Mayor: Long Branch needs bluff before boards

Schneider estimates it will be 18 months before restoration work begins

BY KENNY WALTER
Staff Writer

 Pilings are all that remains of the Long Branch boardwalk following the Oct. 29 superstorm.  KENNY WALTER Pilings are all that remains of the Long Branch boardwalk following the Oct. 29 superstorm. KENNY WALTER While some Shore towns are already rebuilding boardwalks, Long Branch officials say a replenishment project is needed before the boardwalk destroyed by Sandy can be restored.

Mayor Adam Schneider said in a Feb. 5 interview the city must first restore the sand bluff that was depleted during the Oct. 29 superstorm.

“Physically our ability to build exactly what was there has been severely compromised,” he said. “Our bluff has taken a severe hit and has to be restored.

“We need a plan that says, ‘Here is how the bluff gets restored and here is how you are going to build on it.’ ”

Schneider estimated that it would be about 18 months before construction could begin on a new boardwalk. If the bluff buffering the boardwalk from the elements isn’t restored, the boardwalk would have to be rebuilt 20 yards west of the present location.

Schneider explained some of the decisions that must be made before the boardwalk project gets underway.

“We have a lot of different issues that have to get resolved and they are really going to be one step at a time,” he said. “The bluff is the biggest one and what we are going to be allowed to build.

“Then it is what we want the boardwalk to look like and how we want it to be designed.”

Another step will be getting the Federal Emergency Management Authority (FEMA) to approve the design for the boardwalk.

The design, he stressed, must ensure the boardwalk would be able to withstand the impact of hurricanes.

“We want to be convinced that it is consistent with what we saw with Pier Village, in that it survived,” Schneider said. The sand bluff lies between Cottage Place and the city’s West End section.
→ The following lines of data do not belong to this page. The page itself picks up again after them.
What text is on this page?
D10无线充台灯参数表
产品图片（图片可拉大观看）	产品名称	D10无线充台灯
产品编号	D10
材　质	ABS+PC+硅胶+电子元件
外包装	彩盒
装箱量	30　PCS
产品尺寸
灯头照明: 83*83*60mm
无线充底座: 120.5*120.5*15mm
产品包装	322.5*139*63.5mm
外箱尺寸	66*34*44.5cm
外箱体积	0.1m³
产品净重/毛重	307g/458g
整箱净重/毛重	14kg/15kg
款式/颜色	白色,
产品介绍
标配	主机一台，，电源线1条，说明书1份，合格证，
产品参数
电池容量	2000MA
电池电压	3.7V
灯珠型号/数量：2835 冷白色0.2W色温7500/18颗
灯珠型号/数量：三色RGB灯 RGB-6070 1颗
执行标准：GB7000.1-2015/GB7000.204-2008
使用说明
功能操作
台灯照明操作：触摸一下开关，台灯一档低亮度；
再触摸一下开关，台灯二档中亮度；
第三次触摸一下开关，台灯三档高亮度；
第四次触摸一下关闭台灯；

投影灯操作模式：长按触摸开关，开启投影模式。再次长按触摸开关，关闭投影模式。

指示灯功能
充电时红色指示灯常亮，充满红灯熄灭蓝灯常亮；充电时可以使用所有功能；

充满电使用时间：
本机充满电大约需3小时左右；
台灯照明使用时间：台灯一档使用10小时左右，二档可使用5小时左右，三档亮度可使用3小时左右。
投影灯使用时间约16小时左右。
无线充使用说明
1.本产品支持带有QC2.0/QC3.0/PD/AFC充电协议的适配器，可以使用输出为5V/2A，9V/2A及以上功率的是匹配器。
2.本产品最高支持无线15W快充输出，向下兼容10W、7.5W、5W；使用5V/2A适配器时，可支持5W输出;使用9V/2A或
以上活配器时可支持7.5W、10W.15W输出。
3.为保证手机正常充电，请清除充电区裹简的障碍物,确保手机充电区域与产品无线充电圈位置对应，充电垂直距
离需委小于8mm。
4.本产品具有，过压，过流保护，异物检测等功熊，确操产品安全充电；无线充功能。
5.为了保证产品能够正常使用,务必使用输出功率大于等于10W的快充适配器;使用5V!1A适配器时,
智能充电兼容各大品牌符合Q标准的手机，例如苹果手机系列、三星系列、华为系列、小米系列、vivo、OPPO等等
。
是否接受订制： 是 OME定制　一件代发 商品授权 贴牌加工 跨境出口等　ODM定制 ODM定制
“It did what it was supposed to do, it absorbed a pounding that night,” Schneider said. “If we got another storm next week with similar intensity, then we’d really start to get worried.”

He also said it would not be prudent to replace the boardwalk with exactly what was previously there.

“I don’t have a bluff to build a boardwalk on right now and we don’t want exactly what was there,” Schneider said. “There were plans that go back three or four years for a significantly bigger boardwalk.

“The last couple of years on a summer day you could barely walk on the boardwalk,” he added. “Rather than go back and build exactly what was there, which we decided was inadequate, let’s do it once and do it right.”

Several towns have already begun rebuilding projects for boardwalks including Belmar, Spring Lake and Sea Girt.

Schneider said the circumstances regarding some of the other Shore towns are different than in Long Branch.

“There are different facts for different towns,” he said. “[Belmar’s] boardwalk and oceanfront is their business district.

“They are very dependent on their summer business and they are building exactly what they had,” he added. “Our summer business district is not right there.”

With other towns preparing to have rebuilt boardwalks by summer Schneider predicted some may not be happy with the city’s decision to wait.

“If I built back what was there and it collapses during the next storm or it is undermined by the absence of a bluff and it falls on its own, then they are not going to be really happy either,” he said. “To build back exactly what was there and watch it get washed out in the next storm makes no sense.”

The boardwalk is a popular year-round recreation spot, and the site of the city’s Oceanfest July 4 celebration, which brings approximately 200,000 people to the city.

Schneider said despite the boardwalk not being ready by the summer, Oceanfest would go on without a hitch.

“Oceanfest is almost exclusively on the Promenade anyway,” he said. “We are going to be fine for that.”

Another issue pending for the city is the future of a $125 million oceanfront pier and ferry project that is set to include retail and restaurant space, as well as public space.

Schneider remains confident the city can build a pier that can withstand the storm surge of superstorm Sandy.

“The boardwalk in Pier Village survived and [the development] are built to the most recent building codes,” he added.

According to Schneider, initial reports indicate the pier would have survived Sandy, but the city’s professionals will soon confirm that.

“All the engineering reports we got would indicate that we could do this,” he said. “We still have work to do, we have to run the projections that we ran but the indication is that it would survive Sandy.”

Schneider said despite the storm the city has been working with the state on the lease for a planned ocean pier.

“We’re in the midst of dealing with the state,” he said. “Every structure that juts out like a pier into a riparian right is regulated and authorized by the state.

“There is actually a lease agreement between the former owner of the pier and the state that goes back literally 100 years,” he added. “Nobody picked up on this issue ever and we owned the pier for about 10 years.” Schneider said the city is hoping to come up with an agreement with the state that will detail the design and permitted uses for the pier.

“We began negotiations with them and there are other agreements between us and the state, so we said why don’t we wrap all this up in one agreement to permit what we want to put there,” he said.

“They thought that’s a pretty good idea, rather than have litigation or an ongoing fight,” he added. “I think we made progress on that and we are going to have to see what permits are needed.”

A fire destroyed the Long Branch pier in 1987 and since that time the city has acquired redevelopment rights and plans to rebuild the pier and other amenities, including a highspeed ferry terminal.